The state has known for months that revenue would exceed cautious forecasts made in the depths of the coronavirus pandemic. Youngkin noted that the state budget already relies on much of that money.
Youngkin told reporters he wasn’t sure what kinds of taxes he planned to cut. He also clarified that he would not seek to implement the $397 million in tax relief in the current budget cycle, saying, “Some of this tax reduction will take place over time.”
“That $400 million is a down payment,” he said.
Senate Minority Leader Thomas K. Norment (R-James City) said he would support setting aside the money in a tax relief fund, but talked about the money almost like a expansion of the state’s rainy day fund, noting that the legislature would have “some control” over how it was used.

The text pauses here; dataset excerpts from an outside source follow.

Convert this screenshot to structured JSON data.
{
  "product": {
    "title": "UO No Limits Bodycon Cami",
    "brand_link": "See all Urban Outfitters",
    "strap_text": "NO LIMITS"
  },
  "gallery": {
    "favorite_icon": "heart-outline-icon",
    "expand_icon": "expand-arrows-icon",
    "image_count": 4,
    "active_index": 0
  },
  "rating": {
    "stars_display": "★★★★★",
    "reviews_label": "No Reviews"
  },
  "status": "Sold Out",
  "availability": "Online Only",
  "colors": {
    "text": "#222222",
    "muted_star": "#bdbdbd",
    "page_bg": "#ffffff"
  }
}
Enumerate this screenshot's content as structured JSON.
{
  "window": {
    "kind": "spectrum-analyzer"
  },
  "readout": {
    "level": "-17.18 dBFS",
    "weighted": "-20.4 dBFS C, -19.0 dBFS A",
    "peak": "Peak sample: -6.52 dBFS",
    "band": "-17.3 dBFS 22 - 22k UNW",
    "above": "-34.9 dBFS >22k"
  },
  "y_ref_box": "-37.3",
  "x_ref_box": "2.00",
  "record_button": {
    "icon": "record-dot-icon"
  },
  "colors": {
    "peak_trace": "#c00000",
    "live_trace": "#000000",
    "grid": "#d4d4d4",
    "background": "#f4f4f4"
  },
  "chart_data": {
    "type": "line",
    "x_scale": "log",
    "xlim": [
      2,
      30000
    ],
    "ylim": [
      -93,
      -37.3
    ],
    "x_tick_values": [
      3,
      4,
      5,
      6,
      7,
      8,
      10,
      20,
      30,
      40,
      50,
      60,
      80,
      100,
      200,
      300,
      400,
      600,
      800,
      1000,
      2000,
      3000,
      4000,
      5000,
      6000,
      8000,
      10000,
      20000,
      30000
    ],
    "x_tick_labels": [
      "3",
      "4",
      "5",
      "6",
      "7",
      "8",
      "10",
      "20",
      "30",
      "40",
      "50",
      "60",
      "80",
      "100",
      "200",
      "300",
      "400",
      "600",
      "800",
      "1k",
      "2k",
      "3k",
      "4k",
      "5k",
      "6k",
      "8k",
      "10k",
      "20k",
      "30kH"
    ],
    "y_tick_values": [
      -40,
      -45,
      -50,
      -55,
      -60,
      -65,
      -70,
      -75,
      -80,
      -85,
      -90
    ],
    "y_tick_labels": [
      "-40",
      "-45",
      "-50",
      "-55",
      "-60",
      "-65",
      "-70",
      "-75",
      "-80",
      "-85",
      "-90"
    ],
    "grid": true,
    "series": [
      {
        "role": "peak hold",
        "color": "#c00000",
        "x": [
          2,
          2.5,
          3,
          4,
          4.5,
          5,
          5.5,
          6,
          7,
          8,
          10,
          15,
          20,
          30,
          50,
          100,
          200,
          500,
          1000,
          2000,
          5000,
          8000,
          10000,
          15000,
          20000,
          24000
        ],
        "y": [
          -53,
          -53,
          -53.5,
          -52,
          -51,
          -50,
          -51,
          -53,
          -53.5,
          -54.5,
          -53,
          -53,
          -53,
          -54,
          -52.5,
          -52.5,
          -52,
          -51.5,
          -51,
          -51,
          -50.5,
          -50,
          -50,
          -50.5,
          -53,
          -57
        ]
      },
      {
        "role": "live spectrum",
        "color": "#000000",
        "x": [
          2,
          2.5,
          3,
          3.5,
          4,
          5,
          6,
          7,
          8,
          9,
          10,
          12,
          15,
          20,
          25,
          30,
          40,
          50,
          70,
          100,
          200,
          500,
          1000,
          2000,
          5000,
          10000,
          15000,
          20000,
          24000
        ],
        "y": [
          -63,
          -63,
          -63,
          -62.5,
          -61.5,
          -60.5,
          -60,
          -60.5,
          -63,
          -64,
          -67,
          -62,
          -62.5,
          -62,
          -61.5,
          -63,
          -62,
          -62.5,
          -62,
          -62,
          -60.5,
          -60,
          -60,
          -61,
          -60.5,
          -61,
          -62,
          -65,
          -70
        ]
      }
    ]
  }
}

“I’ve been here long enough to get through this cycle where we think things are going well and then we hit 2018 or, you know, 2008 or 2009,” he said, referring to previous downturns. “When we hit that downturn, all of a sudden those revenues will drop for whatever reason, it will be a big comfort that we have those resources.”
Of the. Barry Knight (R-Virginia Beach), chairman of the House Appropriations Committee, agreed with the goal — and the idea that lawmakers could shift gears if needed.
“It’s a wonderful place to park $400 million,” he said. “It kind of sets the tone for what we might look at in the future.”